In the darkness beneath the tarp she nodded. Both began to dismantle their equipment. Tessa removed the short magazine from beneath the rifle, then pulled back the bolt to eject the spent cartridge. She unscrewed the long suppressor from the RPA Rangemaster rifle, folded the stock along the weapon’s left-hand side. They had to move with speed now. Despite the efficient sound suppressor, the rifle’s large caliber had meant the shot would have been heard. It was only a matter of time before someone came to investigate.

Mark rolled out from the tarpaulin and dragged it off his sister. They had been lying on the roof of a mausoleum situated at the southern edge of the cemetery since before dawn. Waiting behind them, on the other side of the surrounding wall, was a red Honda Accord, the most popular car on Los Angeles roads this year, easy to mingle in unnoticed with traffic as they made their way north toward San Francisco and the freighter waiting to take them back to South America. North, the opposite direction where the Feds would initially look.

Mark folded the tarp into a large black sports bag then held it open as Tessa place the rifle, magazine, suppressor and spotter scope on top, covering them with the two sniper mats they had been using. The tarp, a potential source of DNA, would be burned within the hour; the weapon would be cleaned and returned to their cache for future use in jobs that brought them back to the States.
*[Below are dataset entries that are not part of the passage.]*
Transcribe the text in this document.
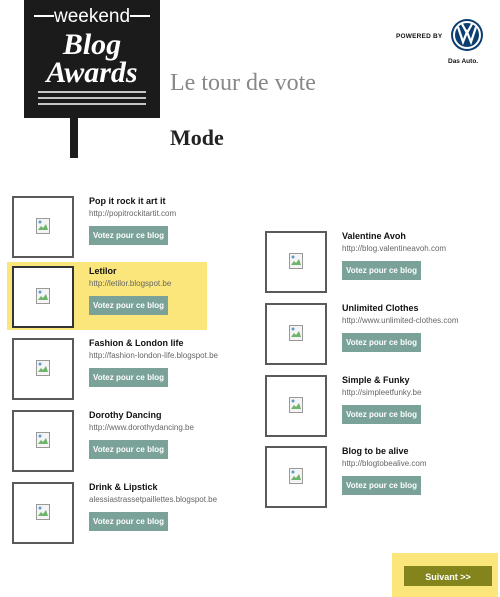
weekend
Blog
Awards
POWERED BY
Das Auto.
Le tour de vote
Mode
Pop it rock it art it
http://popitrockitartit.com
Votez pour ce blog
Letilor
http://letilor.blogspot.be
Votez pour ce blog
Fashion & London life
http://fashion-london-life.blogspot.be
Votez pour ce blog
Dorothy Dancing
http://www.dorothydancing.be
Votez pour ce blog
Drink & Lipstick
alessiastrassetpaillettes.blogspot.be
Votez pour ce blog
Valentine Avoh
http://blog.valentineavoh.com
Votez pour ce blog
Unlimited Clothes
http://www.unlimited-clothes.com
Votez pour ce blog
Simple & Funky
http://simpleetfunky.be
Votez pour ce blog
Blog to be alive
http://blogtobealive.com
Votez pour ce blog
Suivant >>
A steady seven-hour drive up Interstate Five awaited, a reunion with their mother, then a slow ride for all on a container ship to Panama.

They made their way to the back of the roof, dropped the aluminum ladder to the ground, descended, used the ladder again to climb over the perimeter wall. The weapons bag was stowed out of sight in the trunk, and the folded ladder put in front of the back seat. They boarded the nondescript car and set off at a leisurely pace.

“Sis, do you think Thompson would have figured it out in the end?”

“I don’t know. Maybe? Why? Are you asking me if I think this was justified?”

“No, hell, no. This wasn’t about revenge, I get that. Mom needed to punish the people responsible for ending her marriage to Dad. She’s gone from complete happiness to outright depression in less than a week. I’m worried about her.”

“When we get back, I’ve been thinking of hiring an oceangoing cruiser to take us around the Caribbean for a couple of months. Perhaps spending time away from the rest of the world, taking things one day at a time, will help us all deal with Dad’s passing.”

“That’s a great idea. Count me in.”

“No Internet or phones. We’ll check in with the news, if there is any, when we dock, wherever we happen to be. If the FBI ends up on our tail, we’ll know about it soon enough.”

“I guess I could live without being connected for a while. What about Thompson though? Would he have put the pieces together eventually?”

“That’s academic now. Hell, Mark, had he been doing his job right in the first place, he should have realized that in any pride of lions, it’s the females that do the hunting and killing.”